Monday, May 7, 2012

family stories...

Here is a piece from the Albuquerque Journal on keeping track of family stories... I think they were reading our class' minds...

Making History


Rick Nathanson / Journal Staff Writer/Published 5/6/2012 

 

An old baseball card, a yellowing photograph, a birth certificate, an old 45 rpm record or the recollection of a favorite story by a favorite uncle.
These are more than the bric a brac of everyday living; rather, they are pieces of a person's life that can be preserved and shared as part of a personal history or "life story" to pass on to future generations.
Now, thanks to digital technology, people can archive that history and present it in many formats interviews on CDs or DVDs, movie and slide shows, or scrapbooks with text, photos, memorabilia and documents.

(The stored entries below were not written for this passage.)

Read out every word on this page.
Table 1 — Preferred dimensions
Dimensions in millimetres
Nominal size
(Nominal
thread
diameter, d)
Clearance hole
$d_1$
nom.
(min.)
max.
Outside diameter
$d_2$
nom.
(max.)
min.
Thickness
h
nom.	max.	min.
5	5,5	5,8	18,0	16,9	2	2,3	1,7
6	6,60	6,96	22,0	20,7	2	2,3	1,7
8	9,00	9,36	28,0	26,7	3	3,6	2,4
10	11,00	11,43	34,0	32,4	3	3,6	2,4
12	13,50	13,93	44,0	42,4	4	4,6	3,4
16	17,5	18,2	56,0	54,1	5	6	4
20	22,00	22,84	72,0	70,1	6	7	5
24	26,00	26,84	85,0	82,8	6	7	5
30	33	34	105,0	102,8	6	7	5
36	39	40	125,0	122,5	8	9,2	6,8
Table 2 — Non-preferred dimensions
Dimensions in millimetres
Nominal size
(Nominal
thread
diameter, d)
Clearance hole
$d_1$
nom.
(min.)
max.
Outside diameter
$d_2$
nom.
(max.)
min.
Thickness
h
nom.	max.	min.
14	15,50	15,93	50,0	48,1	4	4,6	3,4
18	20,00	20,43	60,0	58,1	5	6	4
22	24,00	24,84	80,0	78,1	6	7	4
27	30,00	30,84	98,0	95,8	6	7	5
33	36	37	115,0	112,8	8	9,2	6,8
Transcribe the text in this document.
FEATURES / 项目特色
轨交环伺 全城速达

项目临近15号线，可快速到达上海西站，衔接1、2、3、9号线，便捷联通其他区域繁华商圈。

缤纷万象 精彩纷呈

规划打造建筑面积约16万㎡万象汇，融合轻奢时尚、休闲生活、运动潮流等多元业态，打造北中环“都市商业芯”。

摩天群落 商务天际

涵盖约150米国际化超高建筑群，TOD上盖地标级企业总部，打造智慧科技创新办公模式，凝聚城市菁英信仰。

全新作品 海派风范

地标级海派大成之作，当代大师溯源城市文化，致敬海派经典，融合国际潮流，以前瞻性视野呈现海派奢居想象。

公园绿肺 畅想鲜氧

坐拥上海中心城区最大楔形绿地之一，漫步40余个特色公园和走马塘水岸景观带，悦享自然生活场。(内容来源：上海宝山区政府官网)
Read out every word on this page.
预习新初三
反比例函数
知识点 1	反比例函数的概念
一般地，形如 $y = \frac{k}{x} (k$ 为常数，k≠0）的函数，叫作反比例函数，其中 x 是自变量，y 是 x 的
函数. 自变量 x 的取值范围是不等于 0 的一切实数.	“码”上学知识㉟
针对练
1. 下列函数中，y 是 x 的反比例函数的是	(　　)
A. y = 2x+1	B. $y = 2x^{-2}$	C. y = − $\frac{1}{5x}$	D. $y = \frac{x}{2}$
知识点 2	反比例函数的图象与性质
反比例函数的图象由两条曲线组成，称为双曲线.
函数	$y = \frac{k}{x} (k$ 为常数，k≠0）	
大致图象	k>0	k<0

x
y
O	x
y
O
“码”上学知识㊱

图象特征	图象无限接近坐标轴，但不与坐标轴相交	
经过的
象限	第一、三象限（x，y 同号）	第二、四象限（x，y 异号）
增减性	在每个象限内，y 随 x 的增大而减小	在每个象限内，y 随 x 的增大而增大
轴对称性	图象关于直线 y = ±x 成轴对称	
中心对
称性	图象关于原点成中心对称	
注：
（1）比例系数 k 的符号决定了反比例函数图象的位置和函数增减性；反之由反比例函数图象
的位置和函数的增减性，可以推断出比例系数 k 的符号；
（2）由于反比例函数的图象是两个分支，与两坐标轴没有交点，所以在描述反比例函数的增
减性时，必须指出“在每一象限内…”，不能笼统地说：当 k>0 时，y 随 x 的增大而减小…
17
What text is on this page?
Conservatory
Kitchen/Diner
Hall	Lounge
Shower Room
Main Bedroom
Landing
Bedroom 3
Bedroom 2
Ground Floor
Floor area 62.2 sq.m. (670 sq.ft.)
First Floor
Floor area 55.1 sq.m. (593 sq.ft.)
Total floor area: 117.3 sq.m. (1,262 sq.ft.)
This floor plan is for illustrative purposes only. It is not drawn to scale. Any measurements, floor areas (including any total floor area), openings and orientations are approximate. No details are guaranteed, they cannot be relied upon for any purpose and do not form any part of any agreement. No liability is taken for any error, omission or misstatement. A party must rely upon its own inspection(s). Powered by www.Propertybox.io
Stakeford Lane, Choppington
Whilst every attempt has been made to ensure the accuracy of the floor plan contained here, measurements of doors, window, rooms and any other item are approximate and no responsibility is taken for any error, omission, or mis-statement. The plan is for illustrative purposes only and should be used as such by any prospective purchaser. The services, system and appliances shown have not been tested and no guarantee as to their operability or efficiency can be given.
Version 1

And they can be posted and shared online at personal or business websites and social networking pages.
Creating a life story is important, personal historians say. "It connects us to each other and to the past, it gives people a sense of place and it records our stories and contributions," says personal historian Genevieve Russell, who operates StoryPortrait Media in Santa Fe. "We know who we are, in part, because we know where we came from, but creating a life story is also a good way to reflect on everything you've done in your life."
And it's not necessary to have lived a long life to create a personal life story. This semester Tom Gilbert, a social studies teacher at Our Lady of Fatima Catholic School in Albuquerque, has introduced seventh graders to the idea that life stories are histories in the making.
The project is intended to give kids "a sense of story as history," he says, because historical events typically get passed along first as oral stories "before someone writes it down to preserve it."
How to get started
It can take time to compile a personal history, and if there are many archival documents, it can be an exercise in organization. That's why people often seek out profesional services of personal historians, says Beth Morgan of Full Circle Heritage Service in Vado, N.M.
Software can help, such as "Personal Historian 2," "Family Atlas" and "Personal Ancestral File."
Websites provide instructions and templates. Users can pour in text and photos, then share their compilations online through social media or print on demand in a book or photo album.
Increasingly popular, says Russell, are personal or family websites where people can share family stories, post photos, letters, a family tree, genealogical data. Stories can be as text, video clips, sound or images.
Finding stories
Paul Ingles, an Albuquerque radio producer and documentarian, has created oral CD histories of his parents and an aunt for members of his own family an exercise, he says, that "is not that much different than some of my work as a radio documentarian."
Recording your own life stories is one thing, but getting others, especially older people, to talk about themselves may not be so easy, Ingles says. Often times, "they do not think that their lives have been all that extraordinary and they don't understand why anybody wants to sit them down and ask them about their life and times."
When they do start talking, they can ramble if not kept on point, he says. "The trick is to get them to talk about feelings and what they did and motivations about why they did it, and to offer descriptions," he suggests. "A common mistake is to go in with a list of questions and then when the subject answers a question you go on to the next one; then, when you listen to the interview later you realize they didn't say enough."
Forms of histories
In addition to audio CDs, personal histories can involve digital or book form memoirs written by family members; DVDs of interviews with the subject and people close to the subject; a video history that uses old photos, home movies, slides and related material set against a background of music; and ethical wills or legacy letters in which the subject relates personal values, beliefs, life lessons, hopes and wishes for family, friends and community.
One of the oldest and still popular forms of chronicling personal and family history is with a scrapbook, and one of the oldest reasons to create one is still relevant. "It helps preserve memories in something other than a shoebox," says Elizabeth Reil, owner of Scraps Galore in Albuquerque.
"The nice thing about a scrapbook as opposed to a digital format, is people can touch it and hold it, which I think provides a greater appreciation for the person and the process."
Scrapbooks commonly contain personal photos and images from magazines or printed off the Internet, personal writings, drawings, newspaper articles, an envelope of hair from a child's first visit to the barbershop, embellishments such as stickers or colored paper, concert or theater programs and ticket stubs from sports events.
Special scissors can be used to cut different shaped edgings into paper or photos, and scrapbooks often contain pockets to hold audio or music CDs, DVDs or plastic page protectors for special citations or documents. "You're pretty much limited only by your imagination," Reil says.